The Malaysian stock market has experienced a decline ahead of the upcoming holiday for the birth of the Prophet Muhammad, ending a brief two-day winning streak during which it gained only 3 points, or 0.2 percent. The Kuala Lumpur Composite Index (KLCI) now hovers just above the 1,575-point mark, raising concerns about potential further losses in the coming week.
Global sentiment is casting a shadow over Asian markets, primarily due to worries surrounding the U.S. economy’s health. This unease follows a downturn in both European and U.S. markets, which are similarly expected to see declines.
On Thursday, the KLCI closed slightly lower, dropping 0.37 points, or 0.02 percent, finishing at 1,578.15. The index oscillated between a low of 1,575.99 and a high of 1,581.89 throughout the trading session. Performance among various sectors was mixed, particularly among financial shares, plantation stocks, and telecommunications.
In terms of stock performance, several companies saw significant movements. 99 Speed Mart Retail fell by 1.57 percent, while AMMB Holdings rose by 0.55 percent. Axiata experienced a drop of 1.62 percent, although Celcomdigi showed resilience with a jump of 1.36 percent. CIMB Group added 0.97 percent, while Gamuda slipped by 0.89 percent. Other notable losses included Maxis, which plunged 1.66 percent, and Petronas Chemicals, which fell sharply by 2.33 percent. In contrast, MRDIY showed a strong performance, surging 2.60 percent, and several other firms, including PPB Group and Public Bank, reported modest gains.
The outlook seemed grim as Wall Street’s lead was lackluster, with major indices opening higher but quickly reversing course.
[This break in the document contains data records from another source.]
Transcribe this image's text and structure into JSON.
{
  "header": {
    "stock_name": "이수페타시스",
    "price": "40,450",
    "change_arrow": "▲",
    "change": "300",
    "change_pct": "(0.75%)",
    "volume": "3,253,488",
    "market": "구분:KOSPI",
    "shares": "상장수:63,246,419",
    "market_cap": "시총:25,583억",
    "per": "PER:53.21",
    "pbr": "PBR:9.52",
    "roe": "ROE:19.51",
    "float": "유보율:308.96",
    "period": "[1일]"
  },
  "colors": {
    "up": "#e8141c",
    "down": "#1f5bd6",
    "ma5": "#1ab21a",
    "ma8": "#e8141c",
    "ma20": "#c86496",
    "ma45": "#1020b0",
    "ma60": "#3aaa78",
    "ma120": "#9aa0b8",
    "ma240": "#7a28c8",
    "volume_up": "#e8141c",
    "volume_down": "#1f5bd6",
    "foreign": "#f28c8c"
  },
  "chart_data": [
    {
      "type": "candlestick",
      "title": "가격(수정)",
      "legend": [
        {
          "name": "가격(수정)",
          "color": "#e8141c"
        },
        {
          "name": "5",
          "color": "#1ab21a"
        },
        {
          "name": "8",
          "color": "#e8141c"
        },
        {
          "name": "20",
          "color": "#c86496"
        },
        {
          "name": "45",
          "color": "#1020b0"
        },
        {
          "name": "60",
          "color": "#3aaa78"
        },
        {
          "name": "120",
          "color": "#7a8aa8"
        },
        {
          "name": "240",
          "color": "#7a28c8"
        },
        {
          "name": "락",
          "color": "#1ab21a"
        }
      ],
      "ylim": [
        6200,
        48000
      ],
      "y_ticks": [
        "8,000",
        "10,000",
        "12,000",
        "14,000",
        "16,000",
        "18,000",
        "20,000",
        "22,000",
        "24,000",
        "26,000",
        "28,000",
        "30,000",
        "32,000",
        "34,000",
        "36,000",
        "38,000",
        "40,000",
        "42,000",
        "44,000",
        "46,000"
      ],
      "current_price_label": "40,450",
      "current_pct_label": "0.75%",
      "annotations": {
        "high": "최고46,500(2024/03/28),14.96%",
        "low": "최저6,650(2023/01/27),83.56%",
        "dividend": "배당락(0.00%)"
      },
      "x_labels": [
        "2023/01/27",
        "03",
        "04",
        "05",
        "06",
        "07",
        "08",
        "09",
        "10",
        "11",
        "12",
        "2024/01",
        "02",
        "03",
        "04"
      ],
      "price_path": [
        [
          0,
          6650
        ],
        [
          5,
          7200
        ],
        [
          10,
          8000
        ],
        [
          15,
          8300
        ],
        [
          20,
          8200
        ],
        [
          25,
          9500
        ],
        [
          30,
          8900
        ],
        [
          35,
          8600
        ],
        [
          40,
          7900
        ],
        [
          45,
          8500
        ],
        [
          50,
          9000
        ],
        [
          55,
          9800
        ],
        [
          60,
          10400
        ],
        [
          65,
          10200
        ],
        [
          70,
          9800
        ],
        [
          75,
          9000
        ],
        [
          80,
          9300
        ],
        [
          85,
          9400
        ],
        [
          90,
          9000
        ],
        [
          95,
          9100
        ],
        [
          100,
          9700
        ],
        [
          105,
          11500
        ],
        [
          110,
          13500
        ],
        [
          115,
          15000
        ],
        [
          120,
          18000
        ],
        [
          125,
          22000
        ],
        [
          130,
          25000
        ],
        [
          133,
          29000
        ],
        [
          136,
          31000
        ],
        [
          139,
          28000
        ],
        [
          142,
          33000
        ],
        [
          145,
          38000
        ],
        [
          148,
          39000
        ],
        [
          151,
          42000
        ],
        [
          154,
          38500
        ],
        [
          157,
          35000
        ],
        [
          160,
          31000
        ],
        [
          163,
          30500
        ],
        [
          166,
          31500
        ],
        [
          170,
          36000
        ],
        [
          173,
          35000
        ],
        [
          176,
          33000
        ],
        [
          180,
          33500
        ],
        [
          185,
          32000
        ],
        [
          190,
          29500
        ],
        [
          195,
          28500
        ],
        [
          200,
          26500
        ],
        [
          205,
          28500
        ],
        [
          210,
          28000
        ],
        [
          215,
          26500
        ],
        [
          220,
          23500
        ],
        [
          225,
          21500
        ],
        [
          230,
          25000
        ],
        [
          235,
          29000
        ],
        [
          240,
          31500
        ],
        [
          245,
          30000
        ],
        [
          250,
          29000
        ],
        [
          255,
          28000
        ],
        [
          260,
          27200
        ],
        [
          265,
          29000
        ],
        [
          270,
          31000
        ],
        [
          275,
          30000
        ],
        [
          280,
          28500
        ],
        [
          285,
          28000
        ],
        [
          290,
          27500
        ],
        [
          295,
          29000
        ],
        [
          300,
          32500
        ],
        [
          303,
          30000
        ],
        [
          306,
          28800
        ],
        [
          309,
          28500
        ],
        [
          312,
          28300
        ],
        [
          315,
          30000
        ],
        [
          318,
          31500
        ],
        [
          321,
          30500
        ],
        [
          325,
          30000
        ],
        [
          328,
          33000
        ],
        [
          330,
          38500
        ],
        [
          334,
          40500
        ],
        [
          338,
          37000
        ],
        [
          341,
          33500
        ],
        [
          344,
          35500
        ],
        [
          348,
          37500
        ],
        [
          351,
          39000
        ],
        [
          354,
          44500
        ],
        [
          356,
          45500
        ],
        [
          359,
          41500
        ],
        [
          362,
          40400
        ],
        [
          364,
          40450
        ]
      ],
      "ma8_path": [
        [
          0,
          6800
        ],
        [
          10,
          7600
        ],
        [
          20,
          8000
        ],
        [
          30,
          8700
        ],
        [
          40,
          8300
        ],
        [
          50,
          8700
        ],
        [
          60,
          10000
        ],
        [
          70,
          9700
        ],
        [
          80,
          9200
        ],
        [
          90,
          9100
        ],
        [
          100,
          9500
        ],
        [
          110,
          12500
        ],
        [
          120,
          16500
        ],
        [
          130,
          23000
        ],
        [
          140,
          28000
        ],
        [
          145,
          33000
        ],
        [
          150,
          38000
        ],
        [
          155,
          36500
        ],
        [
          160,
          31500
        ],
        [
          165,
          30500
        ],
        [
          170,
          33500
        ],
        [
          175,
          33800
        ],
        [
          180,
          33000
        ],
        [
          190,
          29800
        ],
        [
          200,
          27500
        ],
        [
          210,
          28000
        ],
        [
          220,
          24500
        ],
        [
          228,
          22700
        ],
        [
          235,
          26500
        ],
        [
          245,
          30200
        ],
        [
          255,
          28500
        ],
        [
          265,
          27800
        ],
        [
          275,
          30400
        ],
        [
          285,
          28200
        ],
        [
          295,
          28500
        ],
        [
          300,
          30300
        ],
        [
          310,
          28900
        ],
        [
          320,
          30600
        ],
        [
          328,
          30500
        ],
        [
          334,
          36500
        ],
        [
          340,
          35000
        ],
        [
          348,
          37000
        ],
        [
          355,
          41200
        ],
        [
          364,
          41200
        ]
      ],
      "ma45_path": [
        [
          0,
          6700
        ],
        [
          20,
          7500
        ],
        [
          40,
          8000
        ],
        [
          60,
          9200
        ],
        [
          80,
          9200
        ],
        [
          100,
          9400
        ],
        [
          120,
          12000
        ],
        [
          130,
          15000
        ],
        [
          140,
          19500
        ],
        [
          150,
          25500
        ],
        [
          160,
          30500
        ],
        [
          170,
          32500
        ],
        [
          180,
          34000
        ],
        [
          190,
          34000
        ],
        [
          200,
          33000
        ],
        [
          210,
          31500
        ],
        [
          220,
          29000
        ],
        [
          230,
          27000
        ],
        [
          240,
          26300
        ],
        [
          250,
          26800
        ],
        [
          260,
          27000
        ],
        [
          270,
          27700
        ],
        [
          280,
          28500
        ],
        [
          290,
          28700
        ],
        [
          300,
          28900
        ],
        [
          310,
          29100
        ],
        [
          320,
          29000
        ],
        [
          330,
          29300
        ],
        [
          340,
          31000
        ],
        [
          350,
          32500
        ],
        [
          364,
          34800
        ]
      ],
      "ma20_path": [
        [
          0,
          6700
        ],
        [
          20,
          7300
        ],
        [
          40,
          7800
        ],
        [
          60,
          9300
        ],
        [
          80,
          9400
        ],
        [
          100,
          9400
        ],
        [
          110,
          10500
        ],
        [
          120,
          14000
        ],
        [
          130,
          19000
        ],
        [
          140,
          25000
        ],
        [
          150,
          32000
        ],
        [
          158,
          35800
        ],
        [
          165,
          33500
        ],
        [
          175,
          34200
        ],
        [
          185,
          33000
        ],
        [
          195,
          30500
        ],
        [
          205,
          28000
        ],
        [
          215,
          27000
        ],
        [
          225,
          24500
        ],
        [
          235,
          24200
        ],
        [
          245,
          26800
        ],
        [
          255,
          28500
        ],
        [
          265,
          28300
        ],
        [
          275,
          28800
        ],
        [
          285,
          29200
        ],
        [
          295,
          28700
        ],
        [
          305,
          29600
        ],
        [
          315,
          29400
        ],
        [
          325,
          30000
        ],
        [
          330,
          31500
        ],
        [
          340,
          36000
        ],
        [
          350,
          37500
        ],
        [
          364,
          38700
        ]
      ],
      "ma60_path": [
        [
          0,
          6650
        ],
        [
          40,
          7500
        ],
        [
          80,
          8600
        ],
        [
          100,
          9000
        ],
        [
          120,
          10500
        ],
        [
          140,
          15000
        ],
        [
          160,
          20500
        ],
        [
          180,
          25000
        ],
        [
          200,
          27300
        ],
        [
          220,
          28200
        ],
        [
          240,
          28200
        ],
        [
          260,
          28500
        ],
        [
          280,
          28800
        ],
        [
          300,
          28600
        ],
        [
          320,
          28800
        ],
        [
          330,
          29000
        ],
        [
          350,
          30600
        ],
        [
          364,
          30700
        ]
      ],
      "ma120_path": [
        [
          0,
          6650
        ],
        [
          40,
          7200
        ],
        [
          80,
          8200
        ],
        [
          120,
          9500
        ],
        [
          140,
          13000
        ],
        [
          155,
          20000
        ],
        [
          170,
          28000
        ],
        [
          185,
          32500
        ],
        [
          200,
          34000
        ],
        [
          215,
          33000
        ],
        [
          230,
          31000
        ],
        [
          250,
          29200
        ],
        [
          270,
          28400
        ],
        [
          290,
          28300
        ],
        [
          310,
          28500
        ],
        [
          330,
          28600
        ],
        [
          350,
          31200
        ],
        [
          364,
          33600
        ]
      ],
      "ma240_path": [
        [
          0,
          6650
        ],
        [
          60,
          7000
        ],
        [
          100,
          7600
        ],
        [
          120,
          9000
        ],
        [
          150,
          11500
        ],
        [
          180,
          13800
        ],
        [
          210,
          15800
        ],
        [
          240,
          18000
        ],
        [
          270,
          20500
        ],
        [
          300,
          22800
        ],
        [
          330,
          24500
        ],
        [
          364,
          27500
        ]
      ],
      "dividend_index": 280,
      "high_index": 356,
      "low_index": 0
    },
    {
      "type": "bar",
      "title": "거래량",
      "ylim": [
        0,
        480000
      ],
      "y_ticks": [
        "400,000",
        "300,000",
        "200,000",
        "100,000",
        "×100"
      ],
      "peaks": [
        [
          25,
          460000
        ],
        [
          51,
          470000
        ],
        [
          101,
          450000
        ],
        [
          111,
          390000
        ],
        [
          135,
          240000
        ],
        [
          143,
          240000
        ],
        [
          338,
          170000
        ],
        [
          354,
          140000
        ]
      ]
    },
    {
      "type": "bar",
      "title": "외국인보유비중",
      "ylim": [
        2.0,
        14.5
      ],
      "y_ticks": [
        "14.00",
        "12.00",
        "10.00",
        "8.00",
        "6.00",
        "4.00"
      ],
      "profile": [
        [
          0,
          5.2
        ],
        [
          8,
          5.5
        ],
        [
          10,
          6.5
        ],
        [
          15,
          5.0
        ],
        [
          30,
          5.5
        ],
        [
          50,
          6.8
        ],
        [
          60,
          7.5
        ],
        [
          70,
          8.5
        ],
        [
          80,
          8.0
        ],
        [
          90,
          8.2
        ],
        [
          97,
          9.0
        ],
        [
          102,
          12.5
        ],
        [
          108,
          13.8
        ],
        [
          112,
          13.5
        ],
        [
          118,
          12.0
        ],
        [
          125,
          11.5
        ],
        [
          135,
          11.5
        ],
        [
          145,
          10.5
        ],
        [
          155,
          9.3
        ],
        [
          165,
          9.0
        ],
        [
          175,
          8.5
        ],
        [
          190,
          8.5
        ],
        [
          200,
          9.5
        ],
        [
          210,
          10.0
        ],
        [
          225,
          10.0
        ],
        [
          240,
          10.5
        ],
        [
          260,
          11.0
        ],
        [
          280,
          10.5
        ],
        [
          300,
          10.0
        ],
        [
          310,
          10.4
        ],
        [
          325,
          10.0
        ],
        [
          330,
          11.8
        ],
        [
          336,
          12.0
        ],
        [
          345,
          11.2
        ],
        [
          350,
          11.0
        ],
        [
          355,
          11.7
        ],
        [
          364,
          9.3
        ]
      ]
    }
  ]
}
The Dow Jones Industrial Average fell by 220.44 points, or 0.48 percent, to close at 45,400.86. The NASDAQ declined by 7.31 points, or 0.03 percent, finishing at 21,700.39, while the S&P 500 fell 20.58 points, or 0.32 percent, ending at 6,481.50. Despite this week’s mixed performance—wherein the NASDAQ and S&P posted slight gains—the overall sentiment remains cautious.
Market reactions to the U.S. Labor Department’s report on job growth for August were initially positive, as traders hoped this weak data might motivate the Federal Reserve to consider cutting interest rates. However, optimism faded quickly due to lingering concerns about the broader economic outlook.
Additionally, crude oil prices experienced a sharp decline, exacerbated by rising oversupply concerns before OPEC’s scheduled meeting, where the group decided to increase production. West Texas Intermediate crude prices dropped $1.64, or 2.58 percent, settling at $61.84 per barrel.
As the market heads into the holiday weekend, investors remain wary, with many anticipating further volatility in the coming days.